The gnocci’s a bit of work but so worth it, and the cake is the one the Chiconi Tribe asks for every time there’s a special occasion. The last one is the garden’s favourite!
Those pictures are such a riot! I’ve never seen a rooster eating with cats. How sweet
I envy the animals getting out slowly in the morning. I don’t complain about the wind so much. Here it’s like getting dermabrasion treatments on the skin, with our sandy soil aloft in the wind… and we say, “Put some rocks in your pockets, girl!!”. I do feel for you though with the freezing temps. All of that warm and sunny was just a darned teaser! How unfair!
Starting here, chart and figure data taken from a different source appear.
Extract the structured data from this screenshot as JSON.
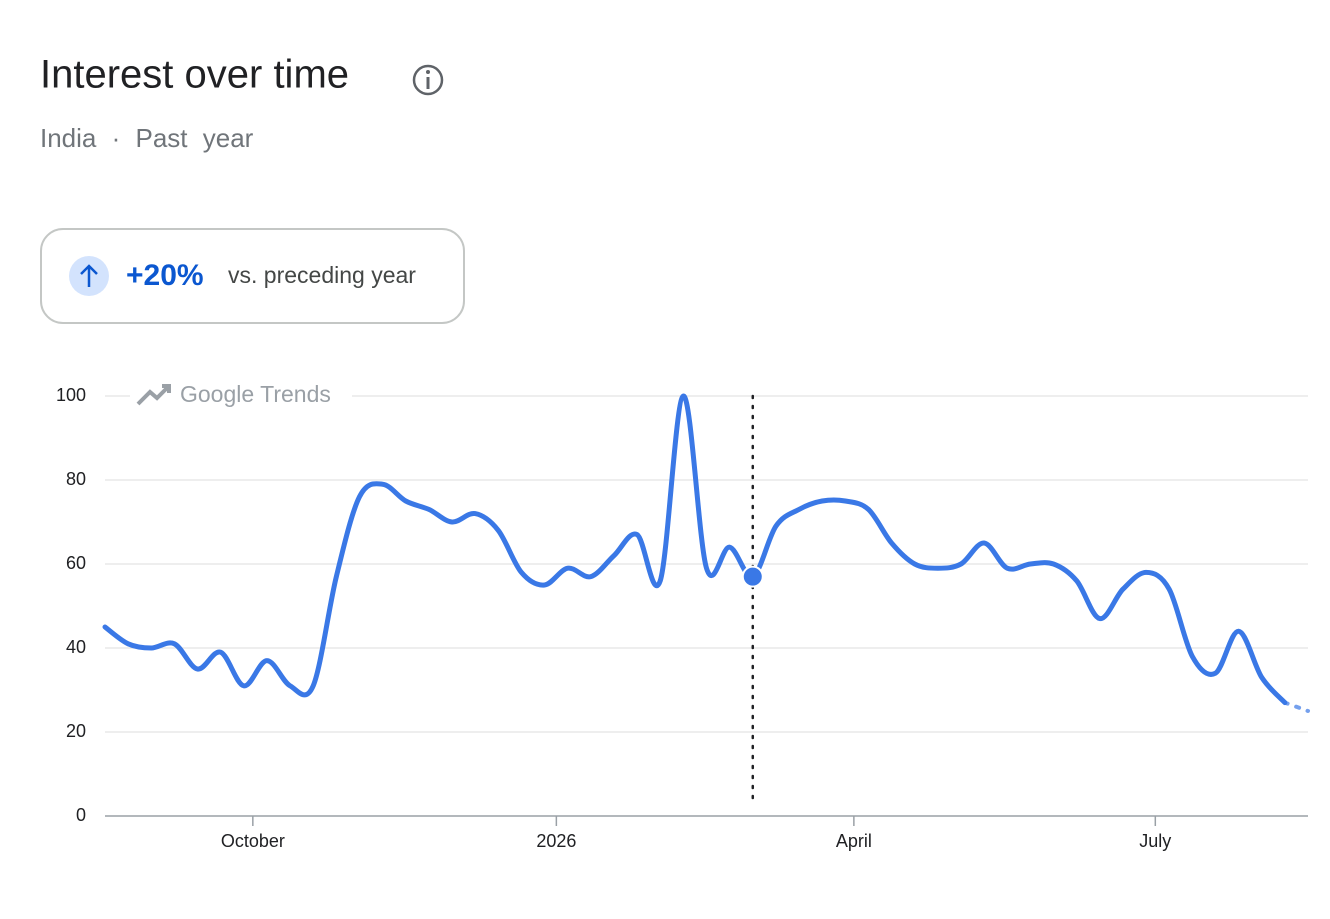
{
  "chart_data": {
    "type": "line",
    "title": "Interest over time",
    "subtitle": "India · Past year",
    "change_label": "+20%",
    "change_text": "vs. preceding year",
    "watermark": "Google Trends",
    "x": [
      0,
      1,
      2,
      3,
      4,
      5,
      6,
      7,
      8,
      9,
      10,
      11,
      12,
      13,
      14,
      15,
      16,
      17,
      18,
      19,
      20,
      21,
      22,
      23,
      24,
      25,
      26,
      27,
      28,
      29,
      30,
      31,
      32,
      33,
      34,
      35,
      36,
      37,
      38,
      39,
      40,
      41,
      42,
      43,
      44,
      45,
      46,
      47,
      48,
      49,
      50,
      51,
      52
    ],
    "series": [
      {
        "name": "Interest",
        "color": "#3a78e6",
        "values": [
          45,
          41,
          40,
          41,
          35,
          39,
          31,
          37,
          31,
          31,
          57,
          76,
          79,
          75,
          73,
          70,
          72,
          68,
          58,
          55,
          59,
          57,
          62,
          67,
          56,
          100,
          59,
          64,
          57,
          69,
          73,
          75,
          75,
          73,
          65,
          60,
          59,
          60,
          65,
          59,
          60,
          60,
          56,
          47,
          54,
          58,
          54,
          38,
          34,
          44,
          33,
          27,
          25
        ]
      }
    ],
    "xlim": [
      0,
      52
    ],
    "xticks": [
      {
        "value": 6.39,
        "label": "October"
      },
      {
        "value": 19.51,
        "label": "2026"
      },
      {
        "value": 32.37,
        "label": "April"
      },
      {
        "value": 45.4,
        "label": "July"
      }
    ],
    "ylim": [
      0,
      100
    ],
    "yticks": [
      0,
      20,
      40,
      60,
      80,
      100
    ],
    "grid": true
  }
}
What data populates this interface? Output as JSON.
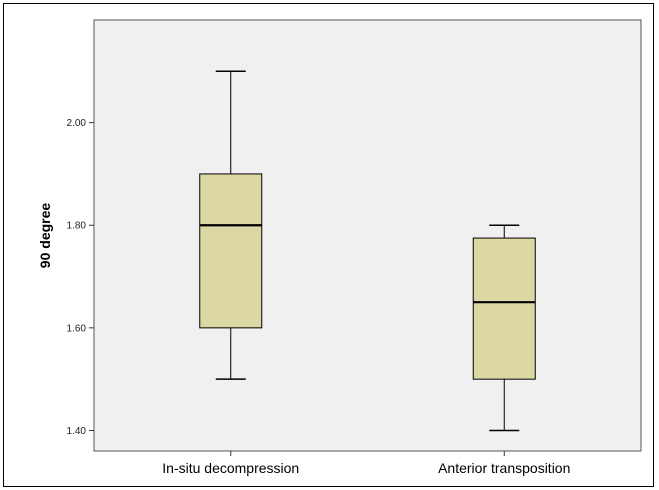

http://earth.nullschool.net/#current/wind/isobaric/500hPa/orthographic=-141.33,19.24,512 Celi, this is a map of the world’s winds… I watch it constantly, it’s mesmeric… I turned the globe to your neck of the woods, and can see the winds howling across and around you..
Oh, cool wind site, Valeriedavies!
cats and chicken – that’s worth a grin or two.
Black walnut does make beautiful furniture.
Planting trees is a beautiful way to leave a legacy and gift for the future
Great post!
Mistress Wind is getting around. We have felt her disruptive presence this week… August Winds in April.
Gorgeous photos. I’m not surprised the rooster is wanting his share of cat food, our visiting magpies love it.
Wonderful idea to include snippets, recipes etc on the other pages of Letters to My Baby Girl. I have emailed to you the Rock Cakes recipe I mention in my letter contribution.
I hate wind more than anything other than lightning. Makes me jittery. I learn so much coming here and wish I had time to read every comment. Your fellowship is so wise. I like the idea of the recipe and tips book. It should be wonderful.